Manual certificate installation

SCP or SFTP your certificate chain and private key to the Home Assistant server/VM. Place these in /ssl (also accessable via the link at /root/ssl).

Update the configuration.yaml file with the following lines:

  ssl_certificate: /ssl/fullchain.pem
  ssl_key: /ssl/privkey.pem

Change the file names to whatever you named your certificates.

Restart Home Assistant.

Automating certificate updates

There is an add-on to create certificates via Let’s Encrypt. You will either need to expose port 80 to the internet or leverage one of the supported DNS providers.

Neither of those may be an option or appealing to you. Option B would be to install Certbot, acme.sh, or any ACME client on the Home Assistant server and follow the client directions to create a certificate and ensure it is placed in the location specified in your configuration.yaml as noted above. You also need to ensure Home Assistant is restarted after certifcate updates.

Option C: I already have an automated way to generate a wildcard certificate for my domain using acme.sh in a container on my Proxmox host. (see this post for details). I added deployment of the certificate via that installation as follows.

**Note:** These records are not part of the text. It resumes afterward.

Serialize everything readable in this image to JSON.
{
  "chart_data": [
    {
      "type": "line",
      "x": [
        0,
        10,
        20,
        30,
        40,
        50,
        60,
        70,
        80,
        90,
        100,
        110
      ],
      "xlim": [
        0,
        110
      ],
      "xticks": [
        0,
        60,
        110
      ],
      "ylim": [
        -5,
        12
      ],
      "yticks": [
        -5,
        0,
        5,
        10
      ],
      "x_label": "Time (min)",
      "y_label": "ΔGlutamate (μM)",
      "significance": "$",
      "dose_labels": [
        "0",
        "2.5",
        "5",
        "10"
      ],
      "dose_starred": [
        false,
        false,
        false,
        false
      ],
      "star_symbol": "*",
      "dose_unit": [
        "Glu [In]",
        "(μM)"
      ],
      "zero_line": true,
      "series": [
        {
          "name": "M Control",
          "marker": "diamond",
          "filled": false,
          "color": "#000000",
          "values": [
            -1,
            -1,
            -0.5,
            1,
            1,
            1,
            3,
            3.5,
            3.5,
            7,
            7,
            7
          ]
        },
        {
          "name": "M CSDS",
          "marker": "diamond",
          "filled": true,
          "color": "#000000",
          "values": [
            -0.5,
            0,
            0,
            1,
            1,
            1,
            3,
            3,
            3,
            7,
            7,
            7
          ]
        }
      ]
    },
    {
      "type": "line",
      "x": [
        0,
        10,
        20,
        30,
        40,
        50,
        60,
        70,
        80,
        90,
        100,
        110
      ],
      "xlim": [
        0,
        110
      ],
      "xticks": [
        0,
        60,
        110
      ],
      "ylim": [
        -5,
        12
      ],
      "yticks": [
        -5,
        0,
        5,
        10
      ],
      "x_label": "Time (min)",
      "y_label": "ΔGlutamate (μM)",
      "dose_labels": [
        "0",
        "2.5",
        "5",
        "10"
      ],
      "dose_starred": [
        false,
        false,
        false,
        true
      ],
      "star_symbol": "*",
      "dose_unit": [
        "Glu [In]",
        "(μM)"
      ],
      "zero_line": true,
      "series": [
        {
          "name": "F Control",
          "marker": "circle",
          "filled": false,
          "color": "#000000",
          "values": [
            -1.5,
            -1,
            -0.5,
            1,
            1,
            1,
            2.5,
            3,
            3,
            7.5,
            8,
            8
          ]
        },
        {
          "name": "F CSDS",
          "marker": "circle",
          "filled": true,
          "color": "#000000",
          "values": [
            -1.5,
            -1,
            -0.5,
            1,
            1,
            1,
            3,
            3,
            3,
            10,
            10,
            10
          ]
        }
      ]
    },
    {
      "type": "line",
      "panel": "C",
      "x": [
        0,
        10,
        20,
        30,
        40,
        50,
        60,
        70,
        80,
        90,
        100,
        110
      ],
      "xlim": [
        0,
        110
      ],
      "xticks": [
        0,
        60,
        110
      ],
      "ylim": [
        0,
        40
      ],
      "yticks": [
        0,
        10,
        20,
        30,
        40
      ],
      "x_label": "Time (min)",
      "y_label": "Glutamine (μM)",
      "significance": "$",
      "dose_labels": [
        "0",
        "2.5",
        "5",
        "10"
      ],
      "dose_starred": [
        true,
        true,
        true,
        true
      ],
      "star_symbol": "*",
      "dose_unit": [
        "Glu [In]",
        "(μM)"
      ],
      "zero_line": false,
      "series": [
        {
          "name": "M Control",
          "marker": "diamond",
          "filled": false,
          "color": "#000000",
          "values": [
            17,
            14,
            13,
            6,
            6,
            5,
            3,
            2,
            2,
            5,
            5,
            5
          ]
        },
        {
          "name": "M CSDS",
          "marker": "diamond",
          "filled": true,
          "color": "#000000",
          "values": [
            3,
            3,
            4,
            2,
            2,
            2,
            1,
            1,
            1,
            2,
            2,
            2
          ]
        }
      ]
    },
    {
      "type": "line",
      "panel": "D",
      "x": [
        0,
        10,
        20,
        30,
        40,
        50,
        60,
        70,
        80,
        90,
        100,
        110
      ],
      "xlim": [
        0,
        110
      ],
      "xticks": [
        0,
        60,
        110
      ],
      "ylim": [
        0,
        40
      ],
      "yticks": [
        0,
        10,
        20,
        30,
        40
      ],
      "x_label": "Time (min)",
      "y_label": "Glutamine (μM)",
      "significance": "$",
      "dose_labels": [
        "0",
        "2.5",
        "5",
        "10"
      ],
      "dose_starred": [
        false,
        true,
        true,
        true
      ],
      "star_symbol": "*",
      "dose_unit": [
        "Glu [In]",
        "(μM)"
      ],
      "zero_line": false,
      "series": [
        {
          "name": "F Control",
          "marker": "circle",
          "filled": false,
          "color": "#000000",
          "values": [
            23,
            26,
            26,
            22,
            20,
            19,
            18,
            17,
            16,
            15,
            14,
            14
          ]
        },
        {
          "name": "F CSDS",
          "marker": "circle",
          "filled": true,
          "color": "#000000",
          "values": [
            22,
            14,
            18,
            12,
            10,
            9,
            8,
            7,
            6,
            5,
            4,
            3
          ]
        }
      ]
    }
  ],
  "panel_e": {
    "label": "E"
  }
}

First you’ll need an API key for Home Assistant to be able to restart after pushing updated certificates. Log in to Home Assistant’s web console and select your profile. At the bottom is “Long-Lived Access Tokens”. Create one and save it someplace safe. API Token

Log in to the container that runs acme.sh. If you followed my guide, my container runs acme.sh 5 minutes after starting and shuts downs 10 minutes after that. To make updates like this to the container, I start the container then immediately kill the acme script that is sleeping in the background.

Execute the following command, updating it with your Home Assistant IP address, API Token, and domain/certificate name:

export DEPLOY_SSH_USER="hassio"
export DEPLOY_SSH_KEYFILE="/ssl/privkey.pem"
export DEPLOY_SSH_CERTFILE="/ssl/cert.pem"
export DEPLOY_SSH_CAFILE="/ssl/chain.pem"
export DEPLOY_SSH_FULLCHAIN="/ssl/fullchain.pem"

export DEPLOY_SSH_REMOTE_CMD='curl -X POST -H "Authorization:Bearer {InsertAPIToken}" https://localhost:8123/api/services/homeassistant/restart'

acme.sh --deploy -d *.theharps.cloud --deploy-hook ssh

Now every time acme.sh requests a new certificate it updates Home Assistant and calls the API to restart it.